Vous êtes de Marseille mais vous êtes montée à la capitale comme on dit ?
Je suis venue à Paris pour réaliser mes rêves car je n'arrivais plus à progresser, à avoir une vision. Alors j'ai pris mes bagages, j'ai quitté ma famille pour changer d'environnement et d'entraîneur. Mon coach est Kassa Baradji et tout ce passe très bien. J'ai fait 5 combats professionnels pour autant de victoires et je viens d'être désignée meilleure boxeuse du tournoi de Boras en Suède que j'ai remporté.
Est-ce qu'il y a plus d'émulation à Paris en termes de salles et de sparrings ?
Ce n'est pas tellement ça, c'est surtout une opportunité. J'ai un coup de foudre professionnel avec Kassa. Il m'a fait la leçon et je me suis dit que dès le mois de septembre, j'irai le rejoindre. Je n'avais même pas d'appartement mais je me suis dit que même si ça ne marchait pas, je pouvais toujours rentrer à Marseille. J'ai tout fait pour que ça fonctionne. Quand j'ai quelque chose en tête, je le fais à fond.

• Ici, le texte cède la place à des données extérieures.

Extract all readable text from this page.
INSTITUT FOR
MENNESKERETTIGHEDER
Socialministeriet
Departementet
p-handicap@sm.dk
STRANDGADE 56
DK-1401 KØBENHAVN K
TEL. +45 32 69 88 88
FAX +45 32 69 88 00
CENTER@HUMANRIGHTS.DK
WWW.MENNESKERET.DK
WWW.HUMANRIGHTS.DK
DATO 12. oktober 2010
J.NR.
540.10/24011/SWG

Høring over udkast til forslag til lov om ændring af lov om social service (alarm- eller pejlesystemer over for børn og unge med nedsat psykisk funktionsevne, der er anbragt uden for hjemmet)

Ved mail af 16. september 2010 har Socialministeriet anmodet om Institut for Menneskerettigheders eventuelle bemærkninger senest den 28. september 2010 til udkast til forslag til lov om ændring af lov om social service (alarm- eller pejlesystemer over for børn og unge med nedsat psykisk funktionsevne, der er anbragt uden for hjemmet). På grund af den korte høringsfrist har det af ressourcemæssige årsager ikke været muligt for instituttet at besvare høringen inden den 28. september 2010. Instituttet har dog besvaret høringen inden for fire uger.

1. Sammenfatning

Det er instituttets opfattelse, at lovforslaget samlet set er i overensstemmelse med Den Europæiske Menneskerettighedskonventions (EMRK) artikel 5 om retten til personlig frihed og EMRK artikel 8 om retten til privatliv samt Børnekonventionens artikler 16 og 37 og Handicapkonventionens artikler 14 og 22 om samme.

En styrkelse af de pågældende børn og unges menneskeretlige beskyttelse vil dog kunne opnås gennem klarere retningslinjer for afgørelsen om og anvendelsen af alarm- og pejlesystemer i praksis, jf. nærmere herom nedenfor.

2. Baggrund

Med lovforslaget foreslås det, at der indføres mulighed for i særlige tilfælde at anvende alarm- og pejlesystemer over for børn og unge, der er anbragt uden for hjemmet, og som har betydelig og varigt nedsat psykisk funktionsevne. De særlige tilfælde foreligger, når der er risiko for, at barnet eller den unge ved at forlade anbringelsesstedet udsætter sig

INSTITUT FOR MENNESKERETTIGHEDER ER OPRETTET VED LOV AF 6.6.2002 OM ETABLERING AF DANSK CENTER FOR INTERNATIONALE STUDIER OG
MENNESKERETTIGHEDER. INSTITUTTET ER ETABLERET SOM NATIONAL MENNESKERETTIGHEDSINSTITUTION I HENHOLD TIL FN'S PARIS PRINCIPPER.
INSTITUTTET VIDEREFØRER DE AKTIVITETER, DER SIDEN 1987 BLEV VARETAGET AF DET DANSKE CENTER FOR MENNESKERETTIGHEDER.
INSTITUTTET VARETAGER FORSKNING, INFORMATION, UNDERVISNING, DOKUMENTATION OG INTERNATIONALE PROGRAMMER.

Qu'avez-vous ressenti de différent quand vous preniez la leçon avec lui ?
J'avais un très bon coach à Marseille mais il m'avait déjà apporté toute sa vision, on se connaissait par coeur et il prenait sa retraite en plus. Kassa m'a débloqué les niveaux (sourire). Au-delà de la leçon, j'ai compris sa vision de la boxe et c'est ça qui m'a plu.
Votre passé de gymnaste vous a-t-il aidé, notamment en termes de jeu de jambes et d'esquive ?
Ça m'a aidé et desservi à la fois car la boxe est un sport fluide alors qu'en gym, on est toujours tendu et rigide. Mais ça m'a apporté dans la souplesse, la persévérance et le mental de la compétition.
Vous disputez des combats amateurs et professionnels : quelles sont les différences entre les deux disciplines ?
Ce sont deux mondes totalement différents, je ne sais pas si on s'en rend compte. Dans le haut niveau amateur, on ne choisit pas ses adversaires, ce sont des tournois où il faut faire le poids pendant 10 jours alors que j'ai les professionnels, on fait le poids la veille et on connaît notre adversaire. En amateurs, on se prépare pour un tournoi mais pas un adversaire en particulier.
Vous avez changé de catégorie ?
Je fais 50kg, je suis montée à 54 pour le tournoi de qualification olympique et je suis redescendue à 50 pour mes premiers combats professionnels.
Vous êtes plus à l'aise à 50kg ?
Cela dépend des opportunités qui se présentent mais à 50kg, c'est plus rapide et je suis plutôt petite (1.59m) avec une grande allonge donc j'ai plus de qualité en 50 qui est ma catégorie de base. Je n'ai pas besoin de faire un gros régime pour faire 50kg, et je pense même faire des combats à 48kg.
C'est une force de pouvoir faire le poids sans recourir démesurément au cutting ?
Chez les amateurs, on ne peut pas en faire parce qu'il faut rester au poids, alors que chez les pros, on peut se le permettre parce qu'après la pesée on a tout le lendemain pour récupérer.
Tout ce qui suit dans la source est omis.